Since the current objective of the file format schema is just to describe how a Sketch file should look on disk, it doesn't seem like it would initially get in the way of how you currently handle rolling changes. The schema would just define the current and compat version properties as numbers, say where they appear in the JSON, maybe add some descriptions etc.

An interesting question to me is that, hypothetically speaking, if a Sketch file "just" declared what version of the file format it was saved as (e.g. file format v2 or whatever) could the logic that determined compatibility be self-contained in Sketch, i.e. not leaking into what's persisted on disk?

I think it would be good in situations like this to be able to publish a format containing both the dictionary and the objects, but to be able to mark the dictionary as deprecated.

For sure, we could mark properties as deprecated in JSON Schema.

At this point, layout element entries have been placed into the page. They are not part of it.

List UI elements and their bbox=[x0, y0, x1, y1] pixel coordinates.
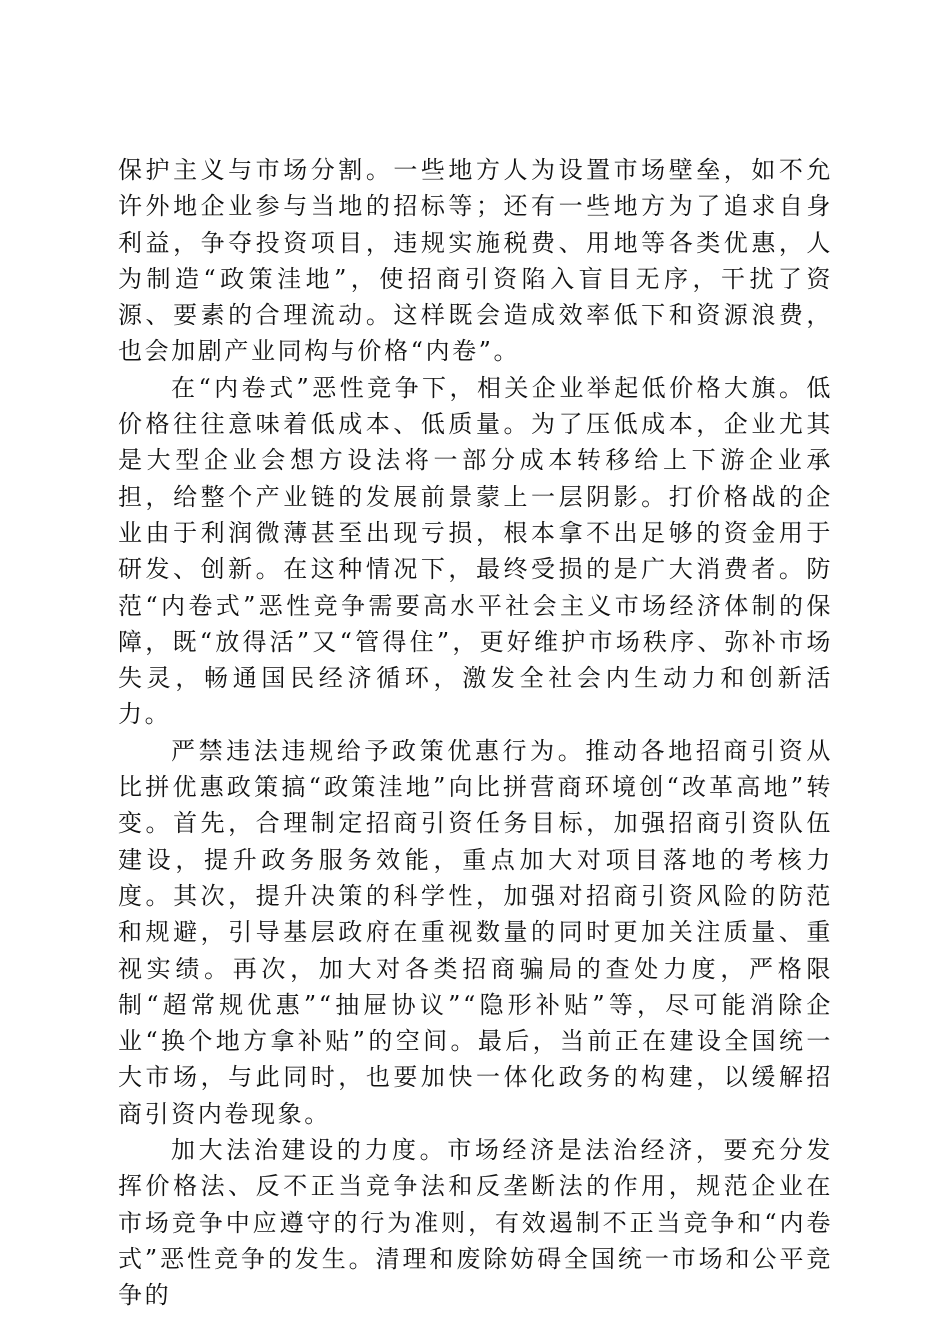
paragraph-2: 在“内卷式”恶性竞争下，相关企业举起低价格大旗。低价格往往意味着低成本、低质量。为了压低成本，企业尤其是大型企业会想方设法将一部分成本转移给上下游企业承担，给整个产业链的发展前景蒙上一层阴影。打价格战的企业由于利润微薄甚至出现亏损，根本拿不出足够的资金用于研发、创新。在这种情况下，最终受损的是广大消费者。防范“内卷式”恶性竞争需要高水平社会主义市场经济体制的保障，既“放得活”又“管得住”，更好维护市场秩序、弥补市场失灵，畅通国民经济循环，激发全社会内生动力和创新活力。 bbox=[118, 373, 833, 729]
paragraph-3: 严禁违法违规给予政策优惠行为。推动各地招商引资从比拼优惠政策搞“政策洼地”向比拼营商环境创“改革高地”转变。首先，合理制定招商引资任务目标，加强招商引资队伍建设，提升政务服务效能，重点加大对项目落地的考核力度。其次，提升决策的科学性，加强对招商引资风险的防范和规避，引导基层政府在重视数量的同时更加关注质量、重视实绩。再次，加大对各类招商骗局的查处力度，严格限制“超常规优惠”“抽屉协议”“隐形补贴”等，尽可能消除企业“换个地方拿补贴”的空间。最后，当前正在建设全国统一大市场，与此同时，也要加快一体化政务的构建，以缓解招商引资内卷现象。 bbox=[118, 736, 833, 1128]
paragraph-1: 保护主义与市场分割。一些地方人为设置市场壁垒，如不允许外地企业参与当地的招标等；还有一些地方为了追求自身利益，争夺投资项目，违规实施税费、用地等各类优惠，人为制造“政策洼地”，使招商引资陷入盲目无序，干扰了资源、要素的合理流动。这样既会造成效率低下和资源浪费，也会加剧产业同构与价格“内卷”。 bbox=[118, 156, 833, 366]
paragraph-4: 加大法治建设的力度。市场经济是法治经济，要充分发挥价格法、反不正当竞争法和反垄断法的作用，规范企业在市场竞争中应遵守的行为准则，有效遏制不正当竞争和“内卷式”恶性竞争的发生。清理和废除妨碍全国统一市场和公平竞争的 bbox=[118, 1136, 833, 1310]
document-body bbox=[118, 152, 833, 1314]
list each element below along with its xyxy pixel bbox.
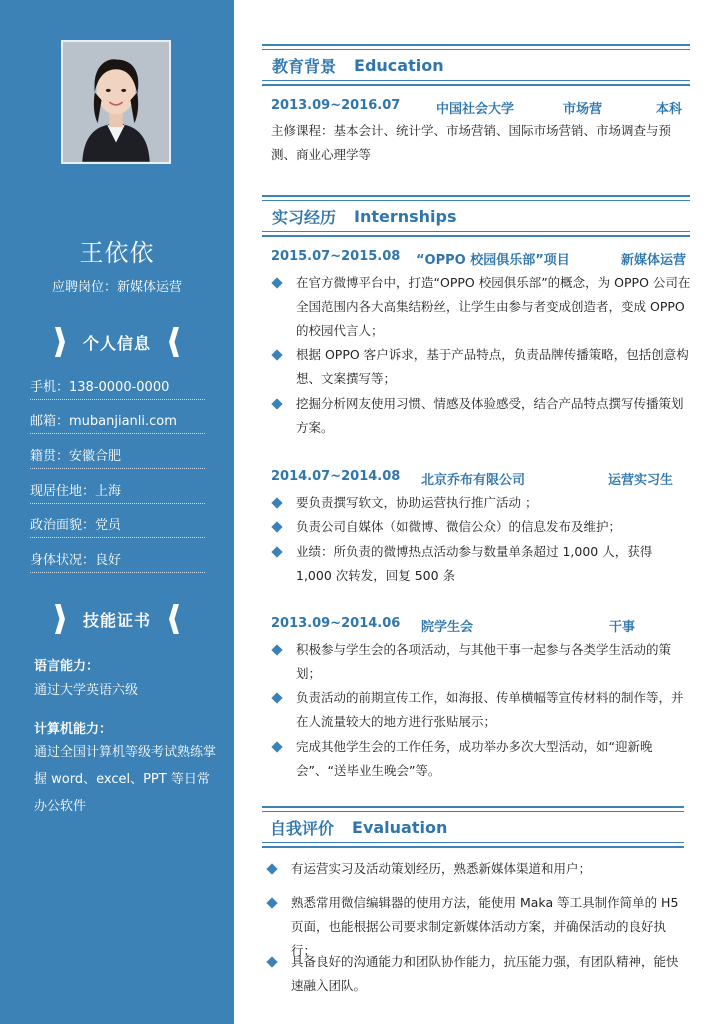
bracket-right-icon (169, 604, 179, 634)
evaluation-title-cn: 自我评价 (270, 818, 335, 838)
diamond-bullet-icon (271, 497, 282, 508)
job-role: 运营实习生 (608, 473, 674, 488)
personal-info-header (0, 325, 234, 359)
job-bullet: 在官方微博平台中，打造“OPPO 校园俱乐部”的概念，为 OPPO 公司在全国范围内各大高集结粉丝，让学生由参与者变成创造者，变成 OPPO 的校园代言人； (271, 271, 691, 343)
job-bullet: 负责活动的前期宣传工作，如海报、传单横幅等宣传材料的制作等，并在人流量较大的地方进行张贴展示； (271, 686, 691, 734)
education-school: 中国社会大学 (436, 102, 515, 117)
job-role: 新媒体运营 (621, 253, 687, 268)
diamond-bullet-icon (271, 349, 282, 360)
education-degree: 本科 (656, 102, 683, 117)
job-bullet: 要负责撰写软文，协助运营执行推广活动 ； (271, 491, 691, 515)
info-residence: 现居住地：上海 (30, 480, 205, 504)
job-row (271, 616, 691, 634)
internships-title-en: Internships (354, 206, 457, 226)
job-bullet: 积极参与学生会的各项活动，与其他干事一起参与各类学生活动的策划； (271, 638, 691, 686)
evaluation-bullet: 具备良好的沟通能力和团队协作能力，抗压能力强，有团队精神，能快速融入团队。 (266, 950, 690, 998)
info-political-status: 政治面貌：党员 (30, 514, 205, 538)
skills-title: 技能证书 (82, 610, 151, 630)
diamond-bullet-icon (271, 398, 282, 409)
bracket-left-icon (55, 604, 65, 634)
info-hometown: 籍贯：安徽合肥 (30, 445, 205, 469)
info-email: 邮箱：mubanjianli.com (30, 410, 205, 434)
job-bullet: 挖掘分析网友使用习惯、情感及体验感受，结合产品特点撰写传播策划方案。 (271, 392, 691, 440)
internships-title-cn: 实习经历 (272, 207, 337, 227)
job-bullet: 负责公司自媒体（如微博、微信公众）的信息发布及维护； (271, 515, 691, 539)
job-period: 2013.09~2014.06 (271, 616, 401, 631)
education-courses: 主修课程：基本会计、统计学、市场营销、国际市场营销、市场调查与预测、商业心理学等 (271, 123, 672, 162)
education-title-en: Education (354, 55, 444, 75)
diamond-bullet-icon (266, 863, 277, 874)
diamond-bullet-icon (271, 644, 282, 655)
info-phone: 手机：138-0000-0000 (30, 376, 205, 400)
education-title-cn: 教育背景 (272, 56, 337, 76)
job-org: “OPPO 校园俱乐部”项目 (416, 253, 570, 268)
diamond-bullet-icon (266, 956, 277, 967)
job-row (271, 249, 691, 267)
education-period: 2013.09~2016.07 (271, 98, 401, 113)
job-row (271, 469, 691, 487)
job-bullet: 业绩：所负责的微博热点活动参与数量单条超过 1,000 人，获得 1,000 次转发，回复 500 条 (271, 540, 691, 588)
computer-skill-text: 通过全国计算机等级考试熟练掌握 word、excel、PPT 等日常办公软件 (34, 745, 217, 814)
candidate-name: 王依依 (79, 239, 155, 267)
job-bullet: 完成其他学生会的工作任务，成功举办多次大型活动，如“迎新晚会”、“送毕业生晚会”等。 (271, 735, 691, 783)
bracket-left-icon (55, 327, 65, 357)
evaluation-title-en: Evaluation (352, 817, 448, 837)
job-period: 2014.07~2014.08 (271, 469, 401, 484)
diamond-bullet-icon (266, 897, 277, 908)
job-org: 北京乔布有限公司 (421, 473, 526, 488)
computer-skill-label: 计算机能力： (34, 722, 113, 737)
applied-position: 应聘岗位：新媒体运营 (51, 280, 182, 295)
internships-header (262, 195, 690, 237)
language-skill-text: 通过大学英语六级 (34, 683, 139, 698)
job-period: 2015.07~2015.08 (271, 249, 401, 264)
diamond-bullet-icon (271, 521, 282, 532)
sidebar (0, 0, 234, 1024)
diamond-bullet-icon (271, 692, 282, 703)
education-header (262, 44, 690, 86)
evaluation-header (262, 806, 684, 848)
language-skill-label: 语言能力： (34, 659, 100, 674)
education-major: 市场营 (563, 102, 603, 117)
job-role: 干事 (609, 620, 636, 635)
diamond-bullet-icon (271, 546, 282, 557)
evaluation-bullet: 熟悉常用微信编辑器的使用方法，能使用 Maka 等工具制作简单的 H5 页面，也能根据公司要求制定新媒体活动方案，并确保活动的良好执行； (266, 891, 690, 963)
job-org: 院学生会 (421, 620, 474, 635)
info-health: 身体状况：良好 (30, 549, 205, 573)
evaluation-bullet: 有运营实习及活动策划经历，熟悉新媒体渠道和用户； (266, 857, 690, 881)
personal-info-title: 个人信息 (82, 333, 151, 353)
portrait-image (63, 42, 169, 162)
profile-photo (61, 40, 171, 164)
job-bullet: 根据 OPPO 客户诉求，基于产品特点，负责品牌传播策略，包括创意构想、文案撰写等； (271, 343, 691, 391)
diamond-bullet-icon (271, 741, 282, 752)
skills-header (0, 602, 234, 636)
bracket-right-icon (169, 327, 179, 357)
education-row (271, 98, 691, 116)
diamond-bullet-icon (271, 277, 282, 288)
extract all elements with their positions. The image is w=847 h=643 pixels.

At that point it's just a boolean flag, and we use it to adjust what may get generated, whether a deprecated label on some website documentation, or affecting code generation somehow.

Once we got something shareable, we already got some people who've expressed interest in giving it a spin.

We've now release v1 of the file format https://www.npmjs.com/package/@sketch-hq/sketch-file-format, so closing this issue since it feels like we've achieved that initial milestone.

The TypeScript AST is well documented, and would serve as a robust data format to enable transformation to other formats. We could write our own TypeScript to JSON Schema transformer for example, or use existing tools like typescript-json-schema. Tooling for TypeScript to Swift transformation exists in the wild too, e.g. quicktype.